Le plus gênant est peut être le double discours des politiques (de tous bords) sur leur rôle et celui de l’Etat. Dans notre pays centralisateur et que j’ai coutume de qualifier de lénino colbertiste, l’Etat est présenté comme le garant de l’égalité entre les citoyens ou entre les territoires. Et les responsables politiques défendent le cumul des mandats en argumentant que le maire doit être aussi député (ou sénateur) pour pouvoir défendre son dossier local à Paris. Tout le monde comprend que défendre son dossier local, c’est obtenir qu’il passe au dessus de la pile, devant celui des autres, donc au détriment de la sacro saine égalité. Et les députés passent leur temps à intervenir pour aider un de leurs électeurs à obtenir un logement ou un emploi, là aussi en passant devant les autres. Triste conception de la politique et de l’égalité !

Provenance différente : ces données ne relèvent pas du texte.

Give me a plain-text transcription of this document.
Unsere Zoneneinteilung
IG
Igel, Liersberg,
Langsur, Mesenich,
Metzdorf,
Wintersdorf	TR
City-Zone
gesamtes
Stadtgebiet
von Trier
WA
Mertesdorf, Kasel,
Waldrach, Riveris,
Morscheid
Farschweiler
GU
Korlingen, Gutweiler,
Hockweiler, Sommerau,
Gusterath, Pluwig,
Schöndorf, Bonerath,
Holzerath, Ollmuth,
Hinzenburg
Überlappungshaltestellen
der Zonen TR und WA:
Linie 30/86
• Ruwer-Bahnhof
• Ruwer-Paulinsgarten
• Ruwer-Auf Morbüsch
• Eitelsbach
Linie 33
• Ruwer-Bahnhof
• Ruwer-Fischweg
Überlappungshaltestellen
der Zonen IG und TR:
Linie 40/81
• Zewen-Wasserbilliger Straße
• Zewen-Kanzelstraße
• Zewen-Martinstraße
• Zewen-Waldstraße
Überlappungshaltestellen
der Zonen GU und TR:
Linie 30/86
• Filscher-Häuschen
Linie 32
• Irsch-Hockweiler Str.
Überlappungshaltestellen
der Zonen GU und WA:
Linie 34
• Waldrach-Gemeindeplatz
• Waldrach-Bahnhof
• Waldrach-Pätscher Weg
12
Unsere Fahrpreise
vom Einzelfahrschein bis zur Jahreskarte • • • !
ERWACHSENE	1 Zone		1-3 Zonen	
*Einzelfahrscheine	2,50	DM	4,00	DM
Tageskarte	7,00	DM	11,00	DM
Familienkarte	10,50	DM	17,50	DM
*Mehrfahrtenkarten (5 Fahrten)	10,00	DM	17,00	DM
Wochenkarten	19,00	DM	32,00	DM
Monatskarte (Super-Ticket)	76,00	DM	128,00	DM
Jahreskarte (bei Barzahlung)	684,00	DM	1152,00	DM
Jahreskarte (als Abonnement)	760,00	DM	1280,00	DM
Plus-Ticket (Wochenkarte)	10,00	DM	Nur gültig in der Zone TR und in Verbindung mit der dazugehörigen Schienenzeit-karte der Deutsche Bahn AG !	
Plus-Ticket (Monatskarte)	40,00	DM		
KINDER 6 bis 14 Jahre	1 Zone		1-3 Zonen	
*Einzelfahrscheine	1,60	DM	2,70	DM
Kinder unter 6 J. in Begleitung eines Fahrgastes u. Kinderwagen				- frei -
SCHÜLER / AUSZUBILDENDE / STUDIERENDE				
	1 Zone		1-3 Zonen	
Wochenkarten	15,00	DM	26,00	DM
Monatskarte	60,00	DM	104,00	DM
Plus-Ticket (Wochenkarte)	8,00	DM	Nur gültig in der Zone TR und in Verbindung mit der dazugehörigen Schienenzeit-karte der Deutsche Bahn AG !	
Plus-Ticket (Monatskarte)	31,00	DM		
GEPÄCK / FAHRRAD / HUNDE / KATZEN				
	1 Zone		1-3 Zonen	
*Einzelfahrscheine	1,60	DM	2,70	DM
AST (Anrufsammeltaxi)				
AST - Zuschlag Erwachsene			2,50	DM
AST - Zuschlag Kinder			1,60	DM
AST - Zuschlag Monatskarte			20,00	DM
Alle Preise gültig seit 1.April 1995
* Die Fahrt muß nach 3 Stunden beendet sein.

Les avantages de la démocratie
Je ne voudrais pas terminer cet article sans rappeler pourquoi la démocratie est le plus mauvais des systèmes à l’exception de tous les autres.
L’une des caractéristiques de la démocratie est la révélation répétée de scandales en tous genres. Il faut bien comprendre que les scandales existent aussi ailleurs : la différence est qu’ils ne sont pas révélés, ce qui en pratique fait qu’ils sont probablement plus nombreux. Dernier exemple en date, un site américain a révélé que la famille du premier ministre chinois avait profité de la position de celui-ci pour amasser une fortune estimée à plus d’un milliard de dollars ! la Chine s’est empressée de censurer le site en question !
Pour ce qui est des libertés publiques, il n’est pas nécessaire de regarder longtemps pour comprendre la différence entre une démocratie et une autocratie, aussi éclairée qu’elle soit !
C’est parce que nous sommes en démocratie que nous avons à partir des années 1960 pris des mesures de protection de notre environnement, quand les pays de l’Est massacraient sans limite le leur. C’est parce que nous sommes en démocratie que nous n’avons pas connu les déboires économiques et démographiques de l’URSS. Mais notre démocratie n’a pas empêché que notre taux de croissance baisse d’un point par décennie : il faudra s’interroger dans un prochain article sur les raisons de ce manque d’efficacité !
Un dernier point qui mériterait un long article : la démocratie sert aussi la conduite du changement, en donnant de la légitimité au décideur, d’autant plus si la décision était prévue dans le programme électoral. On y reviendra.